From blacksmithing to set design, from nervously speaking in public for the first time to explaining to your parents the complexities of firing clay, students explored and developed an appreciation for their unique abilities and where those abilities can take them later in life: a priceless experience.
Families and students who had never set foot in either of these Grand Dames of Polk County felt welcomed in facilities where they could otherwise have felt uncomfortable; this is a tribute to both of their fine staff.
Bringing families and students together to promote learning is the intent of this program and collaboration with the community is strongly encouraged. But, as I have become aware from other 21st CCLC Directors across the state, this is most often easier said than done.
When I talk with professionals, both on local and state levels, about all of the resources that are available to us in Polk County, there is this sense of awe and envy for what we have grown accustomed to and take for granted here. From what I have observed and have heard as I travel to meetings in cities like Raleigh, Greensboro and Charlotte, this generous spirit of community does not exist in other areas, or if it does, then not to the degree that it does here in Polk County.
During this year alone, our students have been entertained at the Childrens Theater Festivals Super Saturday, have developed a caring spirit for animals from the volunteers of the Foothills Humane Society, have explored hobbies and careers in the arts from Tryon Arts and Crafts, have fortified their self esteem through the camaraderie of theater at the Tryon Fine Arts Center, have broadened their knowledge of natural science and the environment with the staff from FENCE and have come to appreciate the value of character from the staff at Steps to HOPE.
They have worked with the Extension Office on Community Service, attended performances at Rogers Park, have employed gardening tips from the Saluda Garden Club and have been the recipients of much-needed weekend food supplies from Thermal Belt Outreach. The list goes on and on as these are just a few the organizations that I have been directly involved with over the years.
So in this current economic state where many of our treasured organizations are struggling to survive, I am concerned about what we might lose as a community and once lost, how life will be forever changed in our quite corner of Western North Carolina.

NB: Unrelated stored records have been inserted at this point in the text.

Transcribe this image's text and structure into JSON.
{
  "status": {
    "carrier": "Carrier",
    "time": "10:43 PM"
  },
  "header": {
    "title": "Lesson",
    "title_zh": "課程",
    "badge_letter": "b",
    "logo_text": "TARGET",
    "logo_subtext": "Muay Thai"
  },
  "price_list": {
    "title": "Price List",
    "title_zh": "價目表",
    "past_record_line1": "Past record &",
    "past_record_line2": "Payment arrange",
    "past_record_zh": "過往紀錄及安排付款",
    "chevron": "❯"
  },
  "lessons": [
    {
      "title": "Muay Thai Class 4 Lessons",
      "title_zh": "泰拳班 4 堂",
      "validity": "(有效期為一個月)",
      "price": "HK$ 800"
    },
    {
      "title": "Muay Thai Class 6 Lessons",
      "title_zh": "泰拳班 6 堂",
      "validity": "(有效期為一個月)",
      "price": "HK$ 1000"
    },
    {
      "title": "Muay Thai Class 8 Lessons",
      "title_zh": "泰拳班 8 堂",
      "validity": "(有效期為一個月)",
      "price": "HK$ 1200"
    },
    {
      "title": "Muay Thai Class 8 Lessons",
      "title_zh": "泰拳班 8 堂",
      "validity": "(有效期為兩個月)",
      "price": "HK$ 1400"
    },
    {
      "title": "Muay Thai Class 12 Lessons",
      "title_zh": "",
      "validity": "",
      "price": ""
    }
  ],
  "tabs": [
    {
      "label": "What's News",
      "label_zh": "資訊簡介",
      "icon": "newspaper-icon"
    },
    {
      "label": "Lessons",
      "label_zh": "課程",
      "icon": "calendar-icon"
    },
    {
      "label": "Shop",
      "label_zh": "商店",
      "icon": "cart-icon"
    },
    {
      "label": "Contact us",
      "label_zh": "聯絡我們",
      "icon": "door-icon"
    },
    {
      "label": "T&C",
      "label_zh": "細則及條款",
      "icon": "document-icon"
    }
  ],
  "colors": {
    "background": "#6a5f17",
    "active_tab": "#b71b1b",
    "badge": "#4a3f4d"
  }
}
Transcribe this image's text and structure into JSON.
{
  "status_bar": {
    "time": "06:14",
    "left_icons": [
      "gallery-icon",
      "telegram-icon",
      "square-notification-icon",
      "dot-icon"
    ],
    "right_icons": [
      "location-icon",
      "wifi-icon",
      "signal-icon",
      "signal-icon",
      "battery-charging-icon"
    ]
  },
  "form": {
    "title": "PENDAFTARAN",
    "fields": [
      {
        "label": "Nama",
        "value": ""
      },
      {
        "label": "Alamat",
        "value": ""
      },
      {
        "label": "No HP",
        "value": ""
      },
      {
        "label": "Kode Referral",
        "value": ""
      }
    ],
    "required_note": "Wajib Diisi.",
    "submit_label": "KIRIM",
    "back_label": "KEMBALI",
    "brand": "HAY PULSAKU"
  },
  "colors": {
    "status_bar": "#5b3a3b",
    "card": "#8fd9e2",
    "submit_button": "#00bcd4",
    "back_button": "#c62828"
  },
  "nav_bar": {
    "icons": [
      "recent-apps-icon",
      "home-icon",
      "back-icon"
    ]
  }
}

I am in awe of the caring and generous folks who make up the Boards of Directors, who volunteer and who support and sustain the local organizations and agencies that make each of our lives fuller. Many of you may not be aware of how far your donations of time and money reach and nurture not just our children, but all of us.
It has become clich to say that it takes a village, but I know first hand that Polk County has truly given substance to that notion and we are all richer as a result.